The air is hissing out of the overinflated AI balloon
Fast Food, Kiosks, and “Easy” Jobs
- Debate centers on whether AI’s failure at McDonald’s-style drive‑thrus means it can’t do most jobs.
- Multiple commenters note the cited system is pre‑LLM (2019 IBM, decision trees), so not representative of current tech.
- Others stress drive‑thru work is much harder than it looks: noise, multiple speakers, regional names, coupons, makeup orders, and real‑time coordination with kitchen shortages.
- Kiosk/tablet ordering already replaces many order‑takers; some argue apps + QR codes will further reduce need for AI.
- User experience is polarizing: some hate kiosks (lag, breakage, dark‑pattern upsells); others strongly prefer them for clarity, speed, language issues, and reliable customization.
Ambiguity, Customization, and Human Judgment
- Long subthread on what “plain” means in fast‑food orders shows how much context and clarification humans handle implicitly.
- Views differ on whether staff should always clarify ambiguous terms vs. prioritize speed and accept a small error rate.
- Humans also handle messy edge cases (wrong items on the grill, “ice cream machine down,” partial shortages) that current systems struggle to encode.
LLMs vs Traditional Automation
- Some argue massive LLMs are overused “gold-rush shovels” where simpler, older automation (rule systems, vision, CNC, self‑checkout) already works fine.
- Others think LLMs would be strong at constrained menu ordering, especially as chains ruthlessly optimize efficiency.
AI as Tool, Not Magic
- Several developers say AI is now a standard tool: great for debugging and boilerplate, often wrong but far faster than web search.

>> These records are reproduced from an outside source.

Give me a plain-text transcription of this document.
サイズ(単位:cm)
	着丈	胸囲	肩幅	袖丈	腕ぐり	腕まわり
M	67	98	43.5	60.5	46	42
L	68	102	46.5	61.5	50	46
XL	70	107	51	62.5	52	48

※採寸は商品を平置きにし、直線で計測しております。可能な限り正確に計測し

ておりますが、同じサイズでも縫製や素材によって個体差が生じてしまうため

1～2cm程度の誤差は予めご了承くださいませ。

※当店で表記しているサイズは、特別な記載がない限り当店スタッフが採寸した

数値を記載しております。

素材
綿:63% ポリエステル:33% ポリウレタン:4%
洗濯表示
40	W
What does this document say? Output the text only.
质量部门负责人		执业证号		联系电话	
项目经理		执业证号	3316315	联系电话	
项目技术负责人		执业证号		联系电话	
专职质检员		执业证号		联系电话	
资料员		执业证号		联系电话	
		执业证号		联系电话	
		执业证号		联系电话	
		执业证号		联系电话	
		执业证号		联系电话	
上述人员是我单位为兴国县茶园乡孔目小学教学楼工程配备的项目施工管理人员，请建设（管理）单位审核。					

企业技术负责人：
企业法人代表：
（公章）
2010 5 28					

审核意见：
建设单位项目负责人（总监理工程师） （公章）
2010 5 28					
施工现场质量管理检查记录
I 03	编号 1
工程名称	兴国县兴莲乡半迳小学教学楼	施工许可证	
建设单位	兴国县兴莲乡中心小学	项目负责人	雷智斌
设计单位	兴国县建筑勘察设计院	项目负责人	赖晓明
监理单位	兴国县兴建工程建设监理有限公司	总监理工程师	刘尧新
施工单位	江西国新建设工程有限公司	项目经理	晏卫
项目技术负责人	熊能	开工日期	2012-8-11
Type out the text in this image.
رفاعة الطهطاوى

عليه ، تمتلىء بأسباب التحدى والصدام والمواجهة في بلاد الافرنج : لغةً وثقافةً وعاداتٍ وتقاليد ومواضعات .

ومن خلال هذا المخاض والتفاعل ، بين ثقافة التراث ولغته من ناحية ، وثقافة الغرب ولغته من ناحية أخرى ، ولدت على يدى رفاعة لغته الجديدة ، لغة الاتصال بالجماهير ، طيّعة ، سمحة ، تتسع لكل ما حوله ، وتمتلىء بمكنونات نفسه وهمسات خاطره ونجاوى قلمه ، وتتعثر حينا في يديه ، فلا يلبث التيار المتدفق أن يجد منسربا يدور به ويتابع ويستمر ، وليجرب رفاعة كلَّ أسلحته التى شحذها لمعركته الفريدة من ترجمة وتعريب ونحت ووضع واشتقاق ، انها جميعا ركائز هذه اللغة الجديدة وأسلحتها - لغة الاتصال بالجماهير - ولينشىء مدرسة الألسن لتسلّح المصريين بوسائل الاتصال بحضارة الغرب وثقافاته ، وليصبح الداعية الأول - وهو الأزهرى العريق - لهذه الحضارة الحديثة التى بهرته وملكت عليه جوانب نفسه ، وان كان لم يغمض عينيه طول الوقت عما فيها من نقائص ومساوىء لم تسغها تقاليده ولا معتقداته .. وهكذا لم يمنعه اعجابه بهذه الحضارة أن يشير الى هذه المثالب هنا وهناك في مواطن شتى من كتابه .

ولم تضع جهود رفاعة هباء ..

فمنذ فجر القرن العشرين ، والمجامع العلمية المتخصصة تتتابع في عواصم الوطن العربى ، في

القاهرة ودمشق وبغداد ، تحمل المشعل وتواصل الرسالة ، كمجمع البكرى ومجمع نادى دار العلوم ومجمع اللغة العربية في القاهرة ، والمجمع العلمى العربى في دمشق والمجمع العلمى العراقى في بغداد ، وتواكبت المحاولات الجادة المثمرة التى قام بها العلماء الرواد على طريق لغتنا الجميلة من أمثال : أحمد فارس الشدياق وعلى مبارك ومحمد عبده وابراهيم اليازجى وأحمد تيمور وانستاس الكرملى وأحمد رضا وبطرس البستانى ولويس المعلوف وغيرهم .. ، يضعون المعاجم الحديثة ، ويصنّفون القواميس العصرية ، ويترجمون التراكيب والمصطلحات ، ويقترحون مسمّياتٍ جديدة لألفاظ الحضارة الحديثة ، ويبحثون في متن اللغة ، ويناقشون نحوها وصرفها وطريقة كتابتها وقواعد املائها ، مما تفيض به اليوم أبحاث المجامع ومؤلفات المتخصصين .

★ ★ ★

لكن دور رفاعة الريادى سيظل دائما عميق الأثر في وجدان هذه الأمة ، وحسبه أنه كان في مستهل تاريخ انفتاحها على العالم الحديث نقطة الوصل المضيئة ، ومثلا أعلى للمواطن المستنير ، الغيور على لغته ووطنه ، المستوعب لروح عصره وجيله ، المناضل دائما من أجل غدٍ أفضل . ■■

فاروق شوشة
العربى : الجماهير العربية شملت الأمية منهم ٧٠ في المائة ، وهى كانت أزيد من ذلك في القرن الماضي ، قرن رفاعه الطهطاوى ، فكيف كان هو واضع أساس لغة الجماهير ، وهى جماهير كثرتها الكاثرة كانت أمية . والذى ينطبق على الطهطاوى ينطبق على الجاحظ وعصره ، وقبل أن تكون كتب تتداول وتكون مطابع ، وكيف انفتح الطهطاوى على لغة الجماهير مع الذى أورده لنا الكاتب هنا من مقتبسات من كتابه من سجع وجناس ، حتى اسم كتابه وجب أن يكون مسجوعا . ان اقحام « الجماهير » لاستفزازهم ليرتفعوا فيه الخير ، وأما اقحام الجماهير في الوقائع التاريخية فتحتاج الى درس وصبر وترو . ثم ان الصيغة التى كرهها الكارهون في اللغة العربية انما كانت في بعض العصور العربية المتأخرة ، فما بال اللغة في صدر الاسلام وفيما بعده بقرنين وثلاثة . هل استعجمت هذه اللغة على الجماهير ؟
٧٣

- Concerns raised about unknown true costs: energy, water, pollution, and especially “information pollution” as AI‑generated slop degrades search results.
Bubble, Plateau, and Long‑Term Impact
- Many see a classic bubble: tech is real and transformative, but companies and hardware build‑out are overhyped, echoing dot‑com.
- Frequent reference to Amara’s law: short‑term overestimation, long‑term underestimation.
- Strong disagreement with the article’s claim that AI is “as good as it’s going to get”: most expect continued, but slower, improvement; some think current text‑model gains already look incremental.
- Consensus: even if the financial bubble pops, LLMs and other AI (vision, specialized models like AlphaFold, self‑driving) will persist and keep reshaping work.